§ 4.5 pm
§ Mr. Ian Lloyd (Havant)
On a point of order, Mr. Speaker. You will be aware that, within the last few days, there has appeared on the Order Paper a series of early-day motions on the subject of the conditions of black South African mineworkers. These early-day motions fall into three categories. The first is based on the distinct and obvious premise that South African society has no redeeming features whatsoever, and that a policy of total condemnation is therefore justified. The second is based on a premise that these damaging, destructive and indefensible features of apartheid are on the way out, and that any support which can be given by Her Majesty's Government or others to that trend is therefore justifiable.
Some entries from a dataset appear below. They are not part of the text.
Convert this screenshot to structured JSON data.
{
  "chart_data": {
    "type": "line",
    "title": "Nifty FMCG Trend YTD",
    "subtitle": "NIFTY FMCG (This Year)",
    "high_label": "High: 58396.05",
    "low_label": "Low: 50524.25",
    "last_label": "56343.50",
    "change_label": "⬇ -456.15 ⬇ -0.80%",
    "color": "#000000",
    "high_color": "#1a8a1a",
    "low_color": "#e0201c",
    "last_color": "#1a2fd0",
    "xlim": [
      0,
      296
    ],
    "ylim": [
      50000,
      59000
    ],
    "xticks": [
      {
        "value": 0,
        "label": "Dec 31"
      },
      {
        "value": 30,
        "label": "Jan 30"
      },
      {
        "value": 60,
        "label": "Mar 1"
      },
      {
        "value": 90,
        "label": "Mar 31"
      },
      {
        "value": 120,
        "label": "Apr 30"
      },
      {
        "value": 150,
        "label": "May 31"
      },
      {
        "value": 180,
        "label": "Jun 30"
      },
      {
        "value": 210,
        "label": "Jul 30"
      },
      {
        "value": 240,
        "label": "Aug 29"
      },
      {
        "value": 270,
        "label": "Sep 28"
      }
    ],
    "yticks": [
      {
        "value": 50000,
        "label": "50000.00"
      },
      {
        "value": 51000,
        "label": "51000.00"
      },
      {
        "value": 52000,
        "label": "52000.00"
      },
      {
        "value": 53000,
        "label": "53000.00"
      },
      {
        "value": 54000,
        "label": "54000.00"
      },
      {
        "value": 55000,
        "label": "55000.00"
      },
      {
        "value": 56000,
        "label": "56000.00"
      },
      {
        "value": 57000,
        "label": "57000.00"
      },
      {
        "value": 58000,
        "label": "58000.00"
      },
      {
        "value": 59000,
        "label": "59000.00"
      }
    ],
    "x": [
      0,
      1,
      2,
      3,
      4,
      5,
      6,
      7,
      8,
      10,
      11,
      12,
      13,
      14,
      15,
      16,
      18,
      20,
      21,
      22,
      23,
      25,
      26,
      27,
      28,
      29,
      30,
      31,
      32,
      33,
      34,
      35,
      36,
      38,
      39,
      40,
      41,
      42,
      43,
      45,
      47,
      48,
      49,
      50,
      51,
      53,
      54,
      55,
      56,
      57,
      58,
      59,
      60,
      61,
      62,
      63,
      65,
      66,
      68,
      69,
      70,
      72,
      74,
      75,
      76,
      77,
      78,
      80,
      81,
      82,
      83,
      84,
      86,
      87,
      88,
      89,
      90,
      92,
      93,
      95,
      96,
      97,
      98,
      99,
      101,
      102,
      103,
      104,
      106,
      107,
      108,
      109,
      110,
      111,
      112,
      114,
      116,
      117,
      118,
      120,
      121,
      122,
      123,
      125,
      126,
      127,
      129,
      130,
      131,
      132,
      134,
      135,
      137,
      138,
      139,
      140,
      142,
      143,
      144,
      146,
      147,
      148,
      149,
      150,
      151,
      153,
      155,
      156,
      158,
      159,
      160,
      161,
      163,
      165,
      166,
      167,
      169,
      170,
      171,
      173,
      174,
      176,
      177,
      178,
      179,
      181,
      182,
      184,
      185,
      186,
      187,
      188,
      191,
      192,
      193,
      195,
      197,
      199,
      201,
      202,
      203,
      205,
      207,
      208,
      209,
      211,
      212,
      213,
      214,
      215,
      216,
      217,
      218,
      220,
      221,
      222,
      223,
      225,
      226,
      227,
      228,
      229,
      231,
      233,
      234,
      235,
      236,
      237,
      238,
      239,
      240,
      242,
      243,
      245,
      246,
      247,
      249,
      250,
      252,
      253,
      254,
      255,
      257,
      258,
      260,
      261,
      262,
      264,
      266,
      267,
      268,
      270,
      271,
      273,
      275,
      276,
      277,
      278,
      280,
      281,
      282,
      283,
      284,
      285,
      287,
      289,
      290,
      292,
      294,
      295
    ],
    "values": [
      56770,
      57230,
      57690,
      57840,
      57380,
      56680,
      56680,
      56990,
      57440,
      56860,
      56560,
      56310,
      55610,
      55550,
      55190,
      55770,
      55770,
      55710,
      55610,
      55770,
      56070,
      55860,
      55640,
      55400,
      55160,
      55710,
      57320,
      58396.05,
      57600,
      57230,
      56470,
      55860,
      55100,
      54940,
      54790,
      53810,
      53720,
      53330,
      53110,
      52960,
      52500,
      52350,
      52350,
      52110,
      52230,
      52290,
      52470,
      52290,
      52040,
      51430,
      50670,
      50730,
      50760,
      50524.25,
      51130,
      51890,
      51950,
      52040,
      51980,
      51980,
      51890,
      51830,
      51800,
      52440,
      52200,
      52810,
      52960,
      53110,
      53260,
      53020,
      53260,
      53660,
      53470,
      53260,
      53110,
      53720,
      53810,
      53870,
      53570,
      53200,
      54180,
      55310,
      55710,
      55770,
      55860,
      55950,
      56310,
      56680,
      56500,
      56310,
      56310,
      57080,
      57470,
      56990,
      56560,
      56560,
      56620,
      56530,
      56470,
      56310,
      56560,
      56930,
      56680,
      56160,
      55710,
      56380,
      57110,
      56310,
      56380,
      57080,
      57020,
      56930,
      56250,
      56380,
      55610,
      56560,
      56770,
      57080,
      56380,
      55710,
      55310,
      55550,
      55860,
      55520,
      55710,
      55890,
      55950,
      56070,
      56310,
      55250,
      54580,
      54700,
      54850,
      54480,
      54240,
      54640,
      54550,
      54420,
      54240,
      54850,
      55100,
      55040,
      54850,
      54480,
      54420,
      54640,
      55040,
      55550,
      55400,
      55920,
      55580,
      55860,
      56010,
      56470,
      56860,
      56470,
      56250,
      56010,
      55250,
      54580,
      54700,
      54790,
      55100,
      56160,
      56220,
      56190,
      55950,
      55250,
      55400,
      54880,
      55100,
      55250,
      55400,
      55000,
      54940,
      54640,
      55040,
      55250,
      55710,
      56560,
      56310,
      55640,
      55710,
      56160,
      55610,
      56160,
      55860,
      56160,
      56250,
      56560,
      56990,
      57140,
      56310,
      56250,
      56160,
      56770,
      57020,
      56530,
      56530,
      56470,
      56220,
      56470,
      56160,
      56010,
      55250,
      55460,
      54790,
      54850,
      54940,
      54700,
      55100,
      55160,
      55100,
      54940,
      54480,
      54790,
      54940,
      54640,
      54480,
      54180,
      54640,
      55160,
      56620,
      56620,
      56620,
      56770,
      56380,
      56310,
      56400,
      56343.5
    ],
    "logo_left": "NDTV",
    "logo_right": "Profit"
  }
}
But there is a third category, which is entirely different.
§ Mr. Lloyd
It is a different kettle of stinking fish. The objective of the third category of early-day motion is to discredit the views of hon. Members by suggesting that they hold views which they do not hold. Secondly, it has as its distinct purpose the suggestion that the views or the judgment of an hon. Member can be bought or influenced simply because he has accepted a journey to a foreign country and has travelled around, as most hon. Members do on most occasions when they travel abroad to other countries. My point of order is that such motions are an unwarranted and grave abuse of the House.
§ Mr. Lloyd
It makes the most scandalous allegations about an hon. Member and it is a breach of the tradition of courtesy and dignity in this place, which allows the widest possible diversion of interest and argument, without attacking the honour and integrity of individual Members. Is it possible for you in such circumstances, Mr. Speaker, to defend an hon. Member, and, indeed, to 832 defend the tradition and dignity of the House, by ensuring that, when an early-day motion of this kind is tabled, the Table Office will at least refer it to you in the first instance so that any early-day motion attacking—
§ Mr. Speaker
I thank the hon. Member for having given me notice that he was going to raise this point of order. I have studied carefully the motion to which he refers. It contains strong criticisms of the hon. Member's alleged political views and conduct, but motions of this kind frequently appear on the Order Paper. However, this motion gives me the opportunity to remind the House—I am glad to have the opportunity—of the words in "Erskine May":Good temper and moderation are the characteristics of parliamentary language. Parliamentary language is never more desirable than when a Member is canvassing opinions and conduct of his opponents in debate.I would therefore ask all hon. Members drafting motions to bear those wise words in mind.
§ Mr. James Lamond (Oldham, Central and Royton)
On the same point of order, Mr. Speaker. While I accept the ruling and comments that you have made, Sir, would you care to extend that to include all citizens of this country who might be maligned in early-day motions—such as Monsignor Bruce Kent, who frequently comes under very strong personal attack in early-day motions?
§ Mr. Speaker
I confirm to the hon. Member that the words that I have quoted from "Erskine May" apply equally to those inside or outside the House.